Momma spoke as traders sift every data point and central bank comment for clues over the exact timing of Japan’s first rate hike since 2007. The bank has continued to ramp up signals of a near-term change, with a board member saying Thursday “it’s fine to shift the gear one notch lower” for policy to be consistent with economic conditions.

Read more: BOJ Signals Rate Hike Is Getting Closer, Sparking Yen Rally 

In April more data will be available for the bank than in other months, said Momma, also a former BOJ chief economist. The BOJ will have its quarterly Tankan business survey, information from its branch managers’ meeting and a financial system report in addition to other regular economic data. The bank will also release updated economic projections in April that will include fiscal 2026 for the first time.

“The BOJ can assess everything and make its most comprehensive judgment,” said Momma, who is currently executive economist at Mizuho Research & Technologies. “The BOJ has said it will assess economic and price conditions, so that’s what it should do to be consistent.”

If the BOJ does hold steady this month, most market participants would be certain of an April liftoff without the need for any extra signaling, he said. There’s no need to surprise roughly half of the market by acting on March 19 as that could sew seeds of doubt over the BOJ’s communications efforts, he said.

“The BOJ would be ruining the well-calibrated communications delivered over the past months if it betrays half of market participants over one of its biggest events,” Momma said.

The bank’s largest concern for now is probably the initial result of spring wage talks due on March 15. Momma is keen to see if pledged increases exceed 5% overall. If the pace comes in below last year’s 3.6%, that could cause “a big shock” at the bank, he said.

Read more: Japan’s Wage Talks Closely Watched as BOJ Mulls Rate Hike Timing

While some analysts see a chance of the recent weakening of the yen pushing the BOJ to move in March, currency moves are driven by the Federal Reserve, and Japan’s cost-push inflation is already decelerating, so it won’t be the catalyst, according to Momma.

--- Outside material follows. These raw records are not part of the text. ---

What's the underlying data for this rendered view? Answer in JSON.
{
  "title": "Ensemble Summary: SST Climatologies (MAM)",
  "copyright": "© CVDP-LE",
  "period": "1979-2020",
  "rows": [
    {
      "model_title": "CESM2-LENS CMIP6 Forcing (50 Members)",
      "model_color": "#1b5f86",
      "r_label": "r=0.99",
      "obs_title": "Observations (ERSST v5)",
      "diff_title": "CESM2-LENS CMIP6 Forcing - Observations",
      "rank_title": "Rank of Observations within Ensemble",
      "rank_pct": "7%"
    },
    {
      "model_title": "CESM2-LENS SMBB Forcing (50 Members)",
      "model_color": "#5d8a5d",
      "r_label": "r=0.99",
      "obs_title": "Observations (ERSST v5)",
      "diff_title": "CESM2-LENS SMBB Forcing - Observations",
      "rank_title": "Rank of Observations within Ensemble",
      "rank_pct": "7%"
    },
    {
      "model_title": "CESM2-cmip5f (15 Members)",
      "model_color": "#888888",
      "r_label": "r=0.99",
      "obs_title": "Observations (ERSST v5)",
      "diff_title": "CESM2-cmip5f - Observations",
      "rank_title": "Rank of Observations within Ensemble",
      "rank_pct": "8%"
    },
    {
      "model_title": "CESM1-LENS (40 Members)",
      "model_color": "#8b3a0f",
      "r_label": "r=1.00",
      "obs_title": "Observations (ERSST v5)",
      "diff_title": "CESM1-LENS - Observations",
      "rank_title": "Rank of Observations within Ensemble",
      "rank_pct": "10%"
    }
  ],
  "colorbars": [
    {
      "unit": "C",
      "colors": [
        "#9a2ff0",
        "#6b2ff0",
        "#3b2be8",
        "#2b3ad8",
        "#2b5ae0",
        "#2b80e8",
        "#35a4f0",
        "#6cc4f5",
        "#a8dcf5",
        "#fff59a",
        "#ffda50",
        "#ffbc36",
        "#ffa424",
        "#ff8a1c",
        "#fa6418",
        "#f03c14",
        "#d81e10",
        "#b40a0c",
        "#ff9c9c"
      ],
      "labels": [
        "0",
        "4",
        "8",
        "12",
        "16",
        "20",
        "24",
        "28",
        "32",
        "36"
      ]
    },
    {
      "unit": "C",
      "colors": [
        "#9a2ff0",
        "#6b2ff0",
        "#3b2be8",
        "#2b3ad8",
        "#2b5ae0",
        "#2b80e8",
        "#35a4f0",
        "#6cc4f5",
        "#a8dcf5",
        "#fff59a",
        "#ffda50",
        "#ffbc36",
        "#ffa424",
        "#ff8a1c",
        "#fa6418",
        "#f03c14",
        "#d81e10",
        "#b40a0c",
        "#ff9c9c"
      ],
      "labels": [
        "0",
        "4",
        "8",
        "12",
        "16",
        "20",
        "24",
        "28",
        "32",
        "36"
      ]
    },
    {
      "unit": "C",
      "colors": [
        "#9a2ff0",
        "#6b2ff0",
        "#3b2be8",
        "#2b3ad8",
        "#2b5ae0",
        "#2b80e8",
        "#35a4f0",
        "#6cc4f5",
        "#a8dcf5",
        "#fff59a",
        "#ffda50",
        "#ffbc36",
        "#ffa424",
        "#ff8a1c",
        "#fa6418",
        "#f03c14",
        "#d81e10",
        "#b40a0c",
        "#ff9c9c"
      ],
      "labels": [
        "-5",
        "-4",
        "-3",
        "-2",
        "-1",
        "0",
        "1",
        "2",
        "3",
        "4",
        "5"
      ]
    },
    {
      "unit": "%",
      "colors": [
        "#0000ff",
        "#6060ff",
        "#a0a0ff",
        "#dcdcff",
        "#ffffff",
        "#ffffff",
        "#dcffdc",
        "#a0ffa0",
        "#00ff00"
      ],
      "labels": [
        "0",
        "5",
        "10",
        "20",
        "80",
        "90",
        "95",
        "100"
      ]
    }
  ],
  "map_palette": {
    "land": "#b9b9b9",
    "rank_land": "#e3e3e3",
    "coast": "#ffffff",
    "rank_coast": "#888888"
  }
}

Japan’s second consecutive quarterly contraction through December won’t deter the bank from increasing its policy rate as it’s already a given, but weakness in the economy will likely affect the path of rate hikes, Momma said.

“It could be that there’d only be one more hike to bring the rate to 0.25% at most by the end of the year,” Momma said. At the same time, “there is also a good chance the rate would stay just between 0% and 0.1%.”

Momma accurately forecast Governor Kazuo Ueda’s move to adjust its yield curve control program in October last year. He doesn’t expect any major new signals or change in forward guidance at the March meeting.